The “I Classici” Line - Valpolicella
Amarone della Valpolicella DOCG Classico
A “king” that came about by chance
Though it is a very popular wine and is famous all over the world, the story of Amarone della Valpolicella is a relatively recent one. In the past, in fact, the most highly-prized wine of the zone was Recioto, a sweet red wine made from partly dried grapes, whose style depended on the producer’s ability to interrupt the fermentation at the right time to maintain a suitable sugar content in the wine. But one day, in the early 1930s, a distracted cellar master forgot to rack off a cask of Recioto, so that the fermentation carried on and all of the grape sugars in the wine were transformed into alcohol. What was left at the end was a full-bodied and highly scented red wine, but one that was totally dry. Amarone della Valpolicella was born.
Contrámalini’s Amarone della Valpolicella pays tribute to tradition, but is modern at the same time: it is made from the traditional blend of indigenous grapes, selected by hand with great care, and then left to wither naturally in the winery’s drying loft on large, well-ventilated “arele” (racks) for several months. After vinification, ageing takes place in barrels of various sizes, and the wine then matures for at least a further 6 months in bottle prior to being released onto the market. The result is a rich, velvety, well-balanced wine that is surprisingly easy to drink. One should enjoy it one sip at a time, though: great wines should never be hurried.
Production zone: Marano di Valpolicella
Grapes: 60% Corvina and Corvinone, 30% Rondinella, 5% Molinara, 5% Croatina.

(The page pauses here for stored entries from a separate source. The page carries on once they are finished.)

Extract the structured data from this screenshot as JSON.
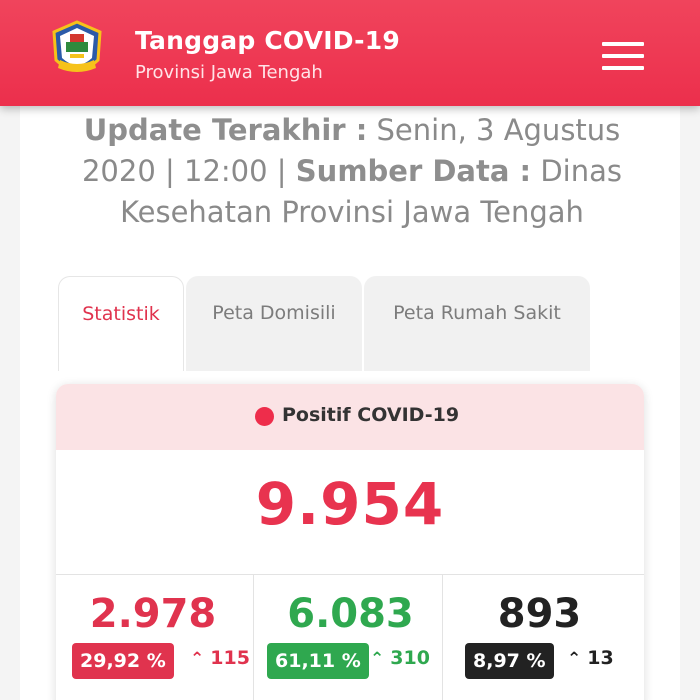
{
  "header": {
    "title": "Tanggap COVID-19",
    "subtitle": "Provinsi Jawa Tengah",
    "logo_icon": "jawa-tengah-emblem-icon",
    "menu_icon": "hamburger-menu-icon"
  },
  "update": {
    "label_update": "Update Terakhir :",
    "date": "Senin, 3 Agustus 2020 | 12:00 |",
    "label_source": "Sumber Data :",
    "source": "Dinas Kesehatan Provinsi Jawa Tengah"
  },
  "tabs": [
    {
      "label": "Statistik",
      "active": true
    },
    {
      "label": "Peta Domisili",
      "active": false
    },
    {
      "label": "Peta Rumah Sakit",
      "active": false
    }
  ],
  "stats": {
    "title": "Positif COVID-19",
    "total": "9.954",
    "columns": [
      {
        "value": "2.978",
        "percent": "29,92 %",
        "delta": "115",
        "color": "#e0334e",
        "badge_color": "#e0334e"
      },
      {
        "value": "6.083",
        "percent": "61,11 %",
        "delta": "310",
        "color": "#2fa84f",
        "badge_color": "#2fa84f"
      },
      {
        "value": "893",
        "percent": "8,97 %",
        "delta": "13",
        "color": "#222222",
        "badge_color": "#222222"
      }
    ]
  },
  "colors": {
    "header": "#ec2f4c",
    "accent": "#e8334f",
    "stats_header_bg": "#fbe3e5"
  }
}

Production: after the grapes have been specially selected and picked by hand in September/October, they are left to dry in wooden crates in well-ventilated rooms until January. They are then pressed, destemmed and fermented, with maceration of the must on the skins at 20°C and daily automatic punching down of the cap.
Maturation: 48 months, 50% in Slavonian oak casks and 50% in French oak barriques . The blending of the different barrels takes place one month before bottling, which is followed by a further 6 months’ bottle-ageing.
Alcohol: 16% vol.
Service: this rich, full-bodied red wine should be served in large glasses at slightly higher than cellar temperature (17°C).
Food pairings: in the Veronese gastronomic tradition, Amarone della Valpolicella is matched with roast or grilled meats, game and mature cheeses.
Bottle sizes: 0.75 l. and Magnums (1.5 l).